Quelques jours plus tard, une réunion de conciliation fut programmée pour la rentrée. Mme Juris Prudence l’y prépara minutieusement : rester factuel, adopter un ton pédagogique, ne pas juger. Ce n’est pas un tribunal, mais une discussion avant que la véritable procédure disciplinaire ne débute, un retrait de plainte est notre objectif premier. Le ton compte autant que le fond. 

En septembre, revenu de son périple alpin avec des images plein la tête, il se mit en condition à l’approche de la réunion de conciliation. Le jour venu, Tamalou arriva calme. Il expliqua son refus d’intervenir sans bilan préalable, rappela l’absence d’urgence et la réorientation vers d’autres praticiens.  

Madame Julie Gambette, elle, refusa de retirer sa plainte. Mais le Conseil Départemental de l’Ordre choisit de ne pas s’y associer. Le dossier fut donc automatiquement transmis à la Chambre Disciplinaire de Première Instance

Décision rendue : plainte rejetée  

Branchet missionna un avocat spécialisé. Un mémoire en défense fut rédigé avec rigueur : absence de manquement, respect de l’article 47 du Code de déontologie médicale, continuité des soins assurée. Tout y était. 

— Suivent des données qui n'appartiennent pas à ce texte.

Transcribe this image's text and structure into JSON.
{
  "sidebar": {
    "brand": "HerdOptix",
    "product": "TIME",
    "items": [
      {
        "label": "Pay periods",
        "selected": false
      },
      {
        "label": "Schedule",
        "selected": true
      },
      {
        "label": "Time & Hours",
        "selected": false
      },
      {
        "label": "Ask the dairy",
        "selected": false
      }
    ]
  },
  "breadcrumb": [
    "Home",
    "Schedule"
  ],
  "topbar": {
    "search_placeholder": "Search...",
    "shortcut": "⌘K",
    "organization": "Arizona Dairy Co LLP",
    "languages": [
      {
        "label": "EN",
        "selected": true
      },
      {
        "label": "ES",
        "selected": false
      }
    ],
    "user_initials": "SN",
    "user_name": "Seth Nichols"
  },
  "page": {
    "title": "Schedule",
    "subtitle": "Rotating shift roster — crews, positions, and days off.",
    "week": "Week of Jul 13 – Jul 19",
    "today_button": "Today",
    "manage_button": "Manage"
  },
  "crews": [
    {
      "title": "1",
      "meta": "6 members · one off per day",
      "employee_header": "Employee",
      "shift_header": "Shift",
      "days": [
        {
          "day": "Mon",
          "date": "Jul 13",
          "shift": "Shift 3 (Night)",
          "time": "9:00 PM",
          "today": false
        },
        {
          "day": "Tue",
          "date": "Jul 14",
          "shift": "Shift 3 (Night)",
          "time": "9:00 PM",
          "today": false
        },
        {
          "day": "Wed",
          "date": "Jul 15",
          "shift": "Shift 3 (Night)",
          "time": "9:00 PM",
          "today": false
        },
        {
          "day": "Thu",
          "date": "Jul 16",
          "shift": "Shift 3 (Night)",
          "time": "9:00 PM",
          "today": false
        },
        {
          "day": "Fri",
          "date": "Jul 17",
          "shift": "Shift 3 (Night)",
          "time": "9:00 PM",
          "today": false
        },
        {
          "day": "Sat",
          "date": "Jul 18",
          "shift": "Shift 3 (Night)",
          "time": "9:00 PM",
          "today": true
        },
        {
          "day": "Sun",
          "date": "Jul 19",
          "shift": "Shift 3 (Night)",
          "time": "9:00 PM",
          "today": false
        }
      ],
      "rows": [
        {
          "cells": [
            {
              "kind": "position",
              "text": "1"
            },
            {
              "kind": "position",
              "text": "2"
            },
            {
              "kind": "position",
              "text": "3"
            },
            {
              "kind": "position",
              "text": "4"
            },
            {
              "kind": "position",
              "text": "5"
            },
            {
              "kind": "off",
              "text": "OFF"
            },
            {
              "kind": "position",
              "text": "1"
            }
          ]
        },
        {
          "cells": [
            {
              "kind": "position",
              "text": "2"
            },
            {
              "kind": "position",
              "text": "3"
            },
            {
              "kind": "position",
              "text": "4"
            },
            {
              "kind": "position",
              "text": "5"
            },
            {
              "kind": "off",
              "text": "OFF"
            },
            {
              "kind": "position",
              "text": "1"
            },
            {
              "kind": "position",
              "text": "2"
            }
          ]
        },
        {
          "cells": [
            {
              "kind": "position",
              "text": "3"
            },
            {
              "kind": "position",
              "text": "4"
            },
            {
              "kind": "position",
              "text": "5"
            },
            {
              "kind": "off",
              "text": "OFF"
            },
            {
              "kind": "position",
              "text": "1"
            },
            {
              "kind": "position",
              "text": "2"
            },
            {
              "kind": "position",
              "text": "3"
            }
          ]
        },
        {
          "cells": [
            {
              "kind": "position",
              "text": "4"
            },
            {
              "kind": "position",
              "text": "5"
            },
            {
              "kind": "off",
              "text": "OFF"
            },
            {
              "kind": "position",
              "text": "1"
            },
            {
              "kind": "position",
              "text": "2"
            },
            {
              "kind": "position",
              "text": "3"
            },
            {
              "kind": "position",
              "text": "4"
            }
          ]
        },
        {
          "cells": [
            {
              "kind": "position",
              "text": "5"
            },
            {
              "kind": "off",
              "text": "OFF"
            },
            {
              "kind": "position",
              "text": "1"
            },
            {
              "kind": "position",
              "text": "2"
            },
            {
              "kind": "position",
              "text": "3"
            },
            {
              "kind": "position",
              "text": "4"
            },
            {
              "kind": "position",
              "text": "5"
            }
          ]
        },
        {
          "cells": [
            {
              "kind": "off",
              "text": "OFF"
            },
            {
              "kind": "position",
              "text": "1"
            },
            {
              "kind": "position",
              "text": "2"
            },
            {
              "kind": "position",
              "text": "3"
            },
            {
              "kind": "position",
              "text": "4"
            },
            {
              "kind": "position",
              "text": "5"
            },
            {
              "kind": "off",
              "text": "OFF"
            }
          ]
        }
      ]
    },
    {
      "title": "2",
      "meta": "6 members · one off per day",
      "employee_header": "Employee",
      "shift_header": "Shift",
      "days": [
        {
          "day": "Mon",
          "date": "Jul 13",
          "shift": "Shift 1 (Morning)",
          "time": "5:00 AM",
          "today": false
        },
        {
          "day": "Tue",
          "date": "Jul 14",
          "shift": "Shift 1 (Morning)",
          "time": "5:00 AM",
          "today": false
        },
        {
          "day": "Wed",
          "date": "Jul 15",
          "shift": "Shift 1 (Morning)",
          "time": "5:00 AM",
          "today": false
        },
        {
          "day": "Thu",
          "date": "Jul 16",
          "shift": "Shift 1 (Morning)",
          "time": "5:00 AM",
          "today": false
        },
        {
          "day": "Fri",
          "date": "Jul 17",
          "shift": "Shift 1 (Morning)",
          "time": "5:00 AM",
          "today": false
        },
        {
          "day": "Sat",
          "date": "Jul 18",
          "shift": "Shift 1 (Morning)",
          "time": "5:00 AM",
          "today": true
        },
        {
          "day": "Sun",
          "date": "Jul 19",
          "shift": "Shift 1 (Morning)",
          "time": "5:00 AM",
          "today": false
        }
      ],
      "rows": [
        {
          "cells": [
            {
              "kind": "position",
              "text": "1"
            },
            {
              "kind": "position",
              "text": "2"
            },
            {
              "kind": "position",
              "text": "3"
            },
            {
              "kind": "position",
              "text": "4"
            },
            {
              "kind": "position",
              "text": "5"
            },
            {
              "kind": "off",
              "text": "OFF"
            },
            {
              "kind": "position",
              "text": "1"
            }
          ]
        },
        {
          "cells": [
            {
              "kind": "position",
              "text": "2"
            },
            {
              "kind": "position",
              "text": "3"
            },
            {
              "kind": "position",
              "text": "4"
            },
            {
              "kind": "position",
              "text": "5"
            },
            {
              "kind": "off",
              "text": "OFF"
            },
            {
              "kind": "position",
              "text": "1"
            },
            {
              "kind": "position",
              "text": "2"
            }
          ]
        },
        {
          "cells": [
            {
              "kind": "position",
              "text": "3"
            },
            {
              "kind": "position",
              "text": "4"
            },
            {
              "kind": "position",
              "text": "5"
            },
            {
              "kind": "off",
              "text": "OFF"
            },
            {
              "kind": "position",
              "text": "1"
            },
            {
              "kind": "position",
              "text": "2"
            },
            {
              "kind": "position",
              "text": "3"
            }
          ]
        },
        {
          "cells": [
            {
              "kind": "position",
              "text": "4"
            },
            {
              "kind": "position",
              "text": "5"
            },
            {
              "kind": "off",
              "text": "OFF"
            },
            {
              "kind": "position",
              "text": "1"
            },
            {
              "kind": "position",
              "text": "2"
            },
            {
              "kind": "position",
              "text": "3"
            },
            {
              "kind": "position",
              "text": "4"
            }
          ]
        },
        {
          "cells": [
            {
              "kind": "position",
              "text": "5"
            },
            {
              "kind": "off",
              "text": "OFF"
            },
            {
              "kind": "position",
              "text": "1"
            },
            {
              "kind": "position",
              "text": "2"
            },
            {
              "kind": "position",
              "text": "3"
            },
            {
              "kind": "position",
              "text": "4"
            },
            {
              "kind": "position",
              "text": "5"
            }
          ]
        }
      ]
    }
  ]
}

Quelques mois plus tard, la décision tomba : plainte rejetée. Aucune sanction. Aucune inscription au tableau ordinal. 

Sur son carnet, le Dr Tamalou griffonna : 

« Expliquer. Tracer. Réorienter quand la relation ne peut pas s’installer. Ce n’est pas fuir. C’est protéger le soin. Et se protéger, soi. » 

L’Ordre du jour 

Petit précis (non disciplinaire) de procédure ordinale 

Quand un médecin reçoit un courrier du Conseil de l’Ordre, il ne s’agit pas forcément d’une sanction. La procédure ordinale est distincte du judiciaire. Elle relève de la déontologie médicale, pas du code pénal ni du code civil. 

Elle peut être initiée par un patient, un confrère, ou toute personne estimant qu’un médecin a manqué à ses obligations professionnelles (écoute, respect, information, continuité des soins…). 

Les 2 grandes étapes : 

  • Étape 1 – La conciliation 
    Le Conseil Départemental de l’Ordre propose d’abord une réunion amiable entre les parties. Objectif : s’expliquer, poser les faits, éviter l’escalade. Dans beaucoup de cas, cela suffit à désamorcer. 
  • Étape 2 – La Chambre disciplinaire 
    Si la plainte est maintenue, elle est transmise à la Chambre Disciplinaire de Première Instance, une juridiction propre à l’Ordre. Elle peut décider de rejeter la plainte ou de sanctionner le médecin (avertissement, blâme, suspension temporaire, radiation).